In this thesis Instance Neighbor Entropy INE with weighting was
proposed to estimate the Class Structure Ambiguity (CSA) of class
structures. The main idea of the INE(x)k for one instance x was
to compute the weighted entropy of class probability distribution of
the top k nearest neighbors of that x. The weighting associated with
that entropy was determined according to the inverse of the distance
between the x and the other instances. One instance was seemed as
ambiguous one if most of its neighbors came from the other classes.
Therefore, one class structure might be ambiguous if it contained a
lot of ambiguous instances. To evaluate the effectiveness of the CSA
via INE, the Pearson’s correlation coefficient ρ between the values
of accuracy achieved by SVM classifiers and the values of CSA was
computed and expected to be close -1 (complete negative correlation)

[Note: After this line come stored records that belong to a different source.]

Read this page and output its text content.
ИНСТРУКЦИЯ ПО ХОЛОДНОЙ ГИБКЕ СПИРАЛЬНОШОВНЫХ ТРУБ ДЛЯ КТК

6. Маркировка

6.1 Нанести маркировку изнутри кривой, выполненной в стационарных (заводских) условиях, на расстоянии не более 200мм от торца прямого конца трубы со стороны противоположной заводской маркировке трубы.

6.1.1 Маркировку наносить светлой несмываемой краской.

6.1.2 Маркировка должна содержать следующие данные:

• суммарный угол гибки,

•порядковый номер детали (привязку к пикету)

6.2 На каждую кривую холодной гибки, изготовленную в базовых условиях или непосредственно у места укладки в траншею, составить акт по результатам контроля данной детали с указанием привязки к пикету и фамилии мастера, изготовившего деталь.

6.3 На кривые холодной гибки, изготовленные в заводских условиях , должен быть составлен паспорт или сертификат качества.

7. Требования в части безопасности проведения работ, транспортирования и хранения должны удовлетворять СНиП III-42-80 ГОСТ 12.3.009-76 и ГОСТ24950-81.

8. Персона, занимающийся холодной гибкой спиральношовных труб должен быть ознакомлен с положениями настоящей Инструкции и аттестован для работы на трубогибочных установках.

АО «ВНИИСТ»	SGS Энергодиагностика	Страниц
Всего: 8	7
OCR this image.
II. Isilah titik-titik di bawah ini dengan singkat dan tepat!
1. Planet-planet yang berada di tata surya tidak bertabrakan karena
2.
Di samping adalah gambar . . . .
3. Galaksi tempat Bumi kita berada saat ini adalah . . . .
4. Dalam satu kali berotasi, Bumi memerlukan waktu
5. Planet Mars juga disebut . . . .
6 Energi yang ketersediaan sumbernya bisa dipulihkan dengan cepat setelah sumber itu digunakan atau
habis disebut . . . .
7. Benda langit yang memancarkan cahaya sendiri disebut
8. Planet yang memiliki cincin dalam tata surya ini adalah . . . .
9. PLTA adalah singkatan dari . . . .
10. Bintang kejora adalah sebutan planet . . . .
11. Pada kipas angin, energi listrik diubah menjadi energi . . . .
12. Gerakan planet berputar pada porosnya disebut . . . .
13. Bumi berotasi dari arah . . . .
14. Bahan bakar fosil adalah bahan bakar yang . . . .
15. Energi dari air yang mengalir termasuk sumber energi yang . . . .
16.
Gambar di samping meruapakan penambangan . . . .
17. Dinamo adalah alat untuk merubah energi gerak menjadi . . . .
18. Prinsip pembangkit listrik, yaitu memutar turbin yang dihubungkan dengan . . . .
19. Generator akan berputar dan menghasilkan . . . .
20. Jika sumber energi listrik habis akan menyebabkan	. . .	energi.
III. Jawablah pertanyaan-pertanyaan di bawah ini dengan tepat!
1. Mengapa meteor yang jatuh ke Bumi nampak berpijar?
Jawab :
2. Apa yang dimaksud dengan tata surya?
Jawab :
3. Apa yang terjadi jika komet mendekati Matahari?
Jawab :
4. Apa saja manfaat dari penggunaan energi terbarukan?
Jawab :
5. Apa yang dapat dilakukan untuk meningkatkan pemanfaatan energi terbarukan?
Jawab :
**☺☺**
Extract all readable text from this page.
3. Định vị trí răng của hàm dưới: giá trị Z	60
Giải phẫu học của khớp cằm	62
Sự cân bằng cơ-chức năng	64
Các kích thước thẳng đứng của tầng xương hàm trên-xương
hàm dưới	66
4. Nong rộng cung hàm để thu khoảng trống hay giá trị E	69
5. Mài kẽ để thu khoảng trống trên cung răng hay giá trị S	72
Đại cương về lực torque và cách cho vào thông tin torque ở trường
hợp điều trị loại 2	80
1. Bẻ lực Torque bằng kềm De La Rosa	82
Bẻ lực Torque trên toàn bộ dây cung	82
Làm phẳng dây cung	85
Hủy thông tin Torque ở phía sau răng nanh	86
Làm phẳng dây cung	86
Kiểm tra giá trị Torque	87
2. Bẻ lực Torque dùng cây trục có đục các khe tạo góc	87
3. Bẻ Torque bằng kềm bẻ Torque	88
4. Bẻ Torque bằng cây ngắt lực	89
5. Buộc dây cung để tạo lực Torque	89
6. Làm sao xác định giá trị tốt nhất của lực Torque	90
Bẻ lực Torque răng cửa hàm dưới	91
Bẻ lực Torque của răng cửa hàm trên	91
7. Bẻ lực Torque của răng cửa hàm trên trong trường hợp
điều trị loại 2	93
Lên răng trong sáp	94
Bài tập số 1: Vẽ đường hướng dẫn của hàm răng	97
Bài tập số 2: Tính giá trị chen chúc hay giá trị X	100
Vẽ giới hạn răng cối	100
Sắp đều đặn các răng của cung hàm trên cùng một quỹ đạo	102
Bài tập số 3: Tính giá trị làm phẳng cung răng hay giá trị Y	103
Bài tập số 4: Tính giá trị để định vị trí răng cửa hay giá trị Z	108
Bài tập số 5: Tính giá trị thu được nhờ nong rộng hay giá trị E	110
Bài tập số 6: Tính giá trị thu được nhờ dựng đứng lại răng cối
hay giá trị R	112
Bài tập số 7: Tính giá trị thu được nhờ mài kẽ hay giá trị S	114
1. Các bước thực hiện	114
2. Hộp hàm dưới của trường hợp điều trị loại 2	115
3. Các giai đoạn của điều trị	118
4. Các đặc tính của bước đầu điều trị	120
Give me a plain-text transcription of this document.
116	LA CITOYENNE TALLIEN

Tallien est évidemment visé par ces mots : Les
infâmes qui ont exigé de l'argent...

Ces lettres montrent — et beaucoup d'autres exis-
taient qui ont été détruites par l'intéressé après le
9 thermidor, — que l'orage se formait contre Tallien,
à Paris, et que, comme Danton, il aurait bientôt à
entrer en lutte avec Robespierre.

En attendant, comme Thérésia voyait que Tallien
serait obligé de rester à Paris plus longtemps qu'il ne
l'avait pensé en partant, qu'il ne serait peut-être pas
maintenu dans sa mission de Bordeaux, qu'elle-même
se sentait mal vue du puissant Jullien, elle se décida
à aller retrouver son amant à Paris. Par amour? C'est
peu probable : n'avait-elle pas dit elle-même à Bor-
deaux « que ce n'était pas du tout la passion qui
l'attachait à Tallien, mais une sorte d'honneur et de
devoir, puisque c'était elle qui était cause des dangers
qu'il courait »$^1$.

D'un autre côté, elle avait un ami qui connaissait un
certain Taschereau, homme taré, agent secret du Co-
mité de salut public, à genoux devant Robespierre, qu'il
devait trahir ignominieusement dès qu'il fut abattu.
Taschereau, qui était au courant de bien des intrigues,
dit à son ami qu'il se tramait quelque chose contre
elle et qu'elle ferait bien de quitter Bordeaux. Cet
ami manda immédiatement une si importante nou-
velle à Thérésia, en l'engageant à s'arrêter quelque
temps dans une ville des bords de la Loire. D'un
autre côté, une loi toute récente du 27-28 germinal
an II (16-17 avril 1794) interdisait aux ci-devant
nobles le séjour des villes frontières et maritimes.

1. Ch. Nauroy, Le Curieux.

as possible. For experiments, there were two types of datasets. One
was according to some seed points for each class and, for each seed
point, there were a fixed number instances generated randomly under
normal distribution while with class ambiguity under control. The
other was selected from the LIBSVM as read world datasets. Experimental results showed that the evaluation of the CSA via
INE(x)k did reveal the degree of class ambiguous with datasets generated randomly because the values of the ρ almost as -1, and the INE(x)k with weighted entropy evaluated more precisely than that without weighted entropy when with both types of datasets.